Data synthesis is a privacy enhancing technology aiming to produce realistic and timely data when real data is hard to obtain. Multiple synthetic data generators have been introduced in the last decade fueled by advancement in machine learning and by the increased demand for fast and inclusive data sharing. However, empirical evidence of their utility has not been fully explored. Investigators assess the utility of synthetic data by calculating a statistical distance between the original and synthesized datasets or more commonly, by measuring the differences in specific models generated from the original and synthetic data. The choice of the measures/models is guided by the application of interest and the provided conclusions apply to that specific context. None offered any guidelines or criteria that synthetic data should satisfy in general when released for public use.

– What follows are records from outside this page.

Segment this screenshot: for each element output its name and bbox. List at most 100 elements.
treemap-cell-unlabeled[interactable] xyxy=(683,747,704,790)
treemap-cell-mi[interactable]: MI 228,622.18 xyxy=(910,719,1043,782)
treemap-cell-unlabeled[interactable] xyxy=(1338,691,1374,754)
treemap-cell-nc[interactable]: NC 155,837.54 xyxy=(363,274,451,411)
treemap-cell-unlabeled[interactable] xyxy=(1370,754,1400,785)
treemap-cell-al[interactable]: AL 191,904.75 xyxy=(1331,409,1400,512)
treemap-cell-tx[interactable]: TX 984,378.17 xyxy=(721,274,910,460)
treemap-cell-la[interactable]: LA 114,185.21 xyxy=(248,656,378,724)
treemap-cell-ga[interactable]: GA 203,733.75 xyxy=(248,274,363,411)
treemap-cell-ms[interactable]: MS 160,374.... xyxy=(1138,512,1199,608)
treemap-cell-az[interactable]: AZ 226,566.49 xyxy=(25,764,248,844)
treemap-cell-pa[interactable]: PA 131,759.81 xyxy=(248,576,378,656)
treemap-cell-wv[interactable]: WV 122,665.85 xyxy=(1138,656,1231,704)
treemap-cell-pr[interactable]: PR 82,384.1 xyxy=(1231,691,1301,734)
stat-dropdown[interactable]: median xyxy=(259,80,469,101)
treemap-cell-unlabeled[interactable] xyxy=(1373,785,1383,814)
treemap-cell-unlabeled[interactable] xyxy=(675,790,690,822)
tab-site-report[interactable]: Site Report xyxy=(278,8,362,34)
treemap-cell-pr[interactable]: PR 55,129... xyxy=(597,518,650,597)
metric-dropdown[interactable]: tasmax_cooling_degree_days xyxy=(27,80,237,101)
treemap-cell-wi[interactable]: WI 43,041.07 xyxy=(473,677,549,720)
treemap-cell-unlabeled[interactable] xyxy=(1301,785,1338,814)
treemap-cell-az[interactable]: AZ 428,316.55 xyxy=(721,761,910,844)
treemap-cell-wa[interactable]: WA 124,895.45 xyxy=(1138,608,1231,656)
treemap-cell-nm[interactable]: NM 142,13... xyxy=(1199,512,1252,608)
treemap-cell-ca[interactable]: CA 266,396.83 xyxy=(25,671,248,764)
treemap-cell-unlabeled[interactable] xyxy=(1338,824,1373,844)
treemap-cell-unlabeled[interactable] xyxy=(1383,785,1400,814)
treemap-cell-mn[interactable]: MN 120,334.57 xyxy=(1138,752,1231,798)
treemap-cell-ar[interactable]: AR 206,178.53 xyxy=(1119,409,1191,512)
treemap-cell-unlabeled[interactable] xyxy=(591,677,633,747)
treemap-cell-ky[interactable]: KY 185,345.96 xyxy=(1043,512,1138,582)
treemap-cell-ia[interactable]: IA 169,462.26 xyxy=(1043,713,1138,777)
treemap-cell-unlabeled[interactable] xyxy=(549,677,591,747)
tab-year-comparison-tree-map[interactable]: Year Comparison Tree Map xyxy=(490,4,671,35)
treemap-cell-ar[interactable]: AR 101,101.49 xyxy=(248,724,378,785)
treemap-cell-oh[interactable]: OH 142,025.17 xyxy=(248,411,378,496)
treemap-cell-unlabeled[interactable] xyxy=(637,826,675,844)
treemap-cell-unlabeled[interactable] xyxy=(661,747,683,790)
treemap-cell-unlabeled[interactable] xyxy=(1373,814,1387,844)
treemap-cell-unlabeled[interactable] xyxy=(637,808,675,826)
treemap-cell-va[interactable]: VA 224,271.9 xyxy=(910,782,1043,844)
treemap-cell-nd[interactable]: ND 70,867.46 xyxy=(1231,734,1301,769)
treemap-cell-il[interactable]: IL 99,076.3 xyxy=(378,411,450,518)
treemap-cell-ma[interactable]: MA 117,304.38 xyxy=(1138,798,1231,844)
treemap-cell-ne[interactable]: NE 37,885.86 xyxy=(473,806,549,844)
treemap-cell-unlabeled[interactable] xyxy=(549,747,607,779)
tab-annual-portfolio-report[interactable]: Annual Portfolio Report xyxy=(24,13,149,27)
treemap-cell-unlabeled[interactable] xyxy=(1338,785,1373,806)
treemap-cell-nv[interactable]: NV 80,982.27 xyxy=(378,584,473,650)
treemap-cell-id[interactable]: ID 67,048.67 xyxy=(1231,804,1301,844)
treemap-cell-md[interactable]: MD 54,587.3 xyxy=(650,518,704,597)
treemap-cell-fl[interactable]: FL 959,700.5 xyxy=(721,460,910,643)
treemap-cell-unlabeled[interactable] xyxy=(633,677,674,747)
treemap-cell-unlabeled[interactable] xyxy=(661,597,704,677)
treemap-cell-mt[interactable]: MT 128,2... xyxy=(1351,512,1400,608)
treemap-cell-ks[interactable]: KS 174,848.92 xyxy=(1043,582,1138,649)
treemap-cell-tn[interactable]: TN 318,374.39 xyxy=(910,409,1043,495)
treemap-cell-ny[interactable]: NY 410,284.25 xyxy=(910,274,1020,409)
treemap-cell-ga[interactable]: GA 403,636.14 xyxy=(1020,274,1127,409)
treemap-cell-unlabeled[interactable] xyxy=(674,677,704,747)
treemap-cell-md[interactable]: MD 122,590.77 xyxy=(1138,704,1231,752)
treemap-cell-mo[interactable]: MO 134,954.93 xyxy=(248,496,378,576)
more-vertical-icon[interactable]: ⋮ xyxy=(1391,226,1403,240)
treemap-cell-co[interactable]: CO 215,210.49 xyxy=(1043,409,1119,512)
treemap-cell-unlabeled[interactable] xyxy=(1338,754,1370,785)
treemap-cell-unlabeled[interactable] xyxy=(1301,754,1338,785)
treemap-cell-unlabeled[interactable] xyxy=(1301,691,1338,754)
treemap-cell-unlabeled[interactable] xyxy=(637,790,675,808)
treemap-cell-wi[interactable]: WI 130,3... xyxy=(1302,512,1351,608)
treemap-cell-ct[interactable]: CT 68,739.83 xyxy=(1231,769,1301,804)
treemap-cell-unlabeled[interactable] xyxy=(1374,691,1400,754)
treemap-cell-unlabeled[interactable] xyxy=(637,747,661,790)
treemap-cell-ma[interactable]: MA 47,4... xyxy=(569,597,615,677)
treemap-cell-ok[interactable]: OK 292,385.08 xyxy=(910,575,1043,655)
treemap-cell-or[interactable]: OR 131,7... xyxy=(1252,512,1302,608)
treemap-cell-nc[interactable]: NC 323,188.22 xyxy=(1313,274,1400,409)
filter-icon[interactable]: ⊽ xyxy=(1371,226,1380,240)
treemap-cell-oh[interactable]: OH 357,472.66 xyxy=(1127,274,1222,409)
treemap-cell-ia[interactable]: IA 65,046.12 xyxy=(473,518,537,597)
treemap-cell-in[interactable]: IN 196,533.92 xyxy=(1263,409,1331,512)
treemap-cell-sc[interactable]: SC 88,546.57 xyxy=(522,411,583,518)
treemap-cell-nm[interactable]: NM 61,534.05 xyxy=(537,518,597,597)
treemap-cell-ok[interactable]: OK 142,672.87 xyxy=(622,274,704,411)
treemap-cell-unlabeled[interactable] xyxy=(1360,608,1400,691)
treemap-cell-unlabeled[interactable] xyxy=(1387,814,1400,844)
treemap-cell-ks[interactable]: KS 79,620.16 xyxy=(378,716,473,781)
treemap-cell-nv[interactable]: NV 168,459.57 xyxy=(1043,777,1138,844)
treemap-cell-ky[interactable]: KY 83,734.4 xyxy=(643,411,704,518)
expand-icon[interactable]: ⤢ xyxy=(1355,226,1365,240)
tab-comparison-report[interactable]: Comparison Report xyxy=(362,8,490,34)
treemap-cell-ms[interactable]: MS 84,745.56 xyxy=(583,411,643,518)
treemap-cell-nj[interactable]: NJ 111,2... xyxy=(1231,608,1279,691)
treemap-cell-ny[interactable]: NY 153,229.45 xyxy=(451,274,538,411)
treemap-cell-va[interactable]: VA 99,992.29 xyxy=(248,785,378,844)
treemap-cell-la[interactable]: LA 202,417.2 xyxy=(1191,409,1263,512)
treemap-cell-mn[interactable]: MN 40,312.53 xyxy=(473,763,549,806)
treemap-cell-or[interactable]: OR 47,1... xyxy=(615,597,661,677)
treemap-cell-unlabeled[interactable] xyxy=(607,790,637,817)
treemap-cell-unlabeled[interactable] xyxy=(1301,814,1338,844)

In this webinar, Fida Dankar presents her research work on synthetic data utility from two perspectives:
First, to inform on the best strategies to follow when generating synthetic data, an analysis of the effect of various data generation settings on the utility of the generated data is presented.
Second, in relation to the lack of consensus on synthetic data assessment, Fida presents her work on the classification of existing utility metrics into different categories based on the properties they try to preserve, and how this categorisation was used to construct a new utility measure that combines all dimensions of utility.
Dr. Fida Dankar is a Senior Research Associate at EHIL. She received her PhD in Computer Science from the University of Ottawa in 2008. Prior to joining CHEO RI, she was a Visiting Associate Professor at NYU Abu Dhabi. Fida’s research interests focus on developing technologies for the private and secure analysis of personal data.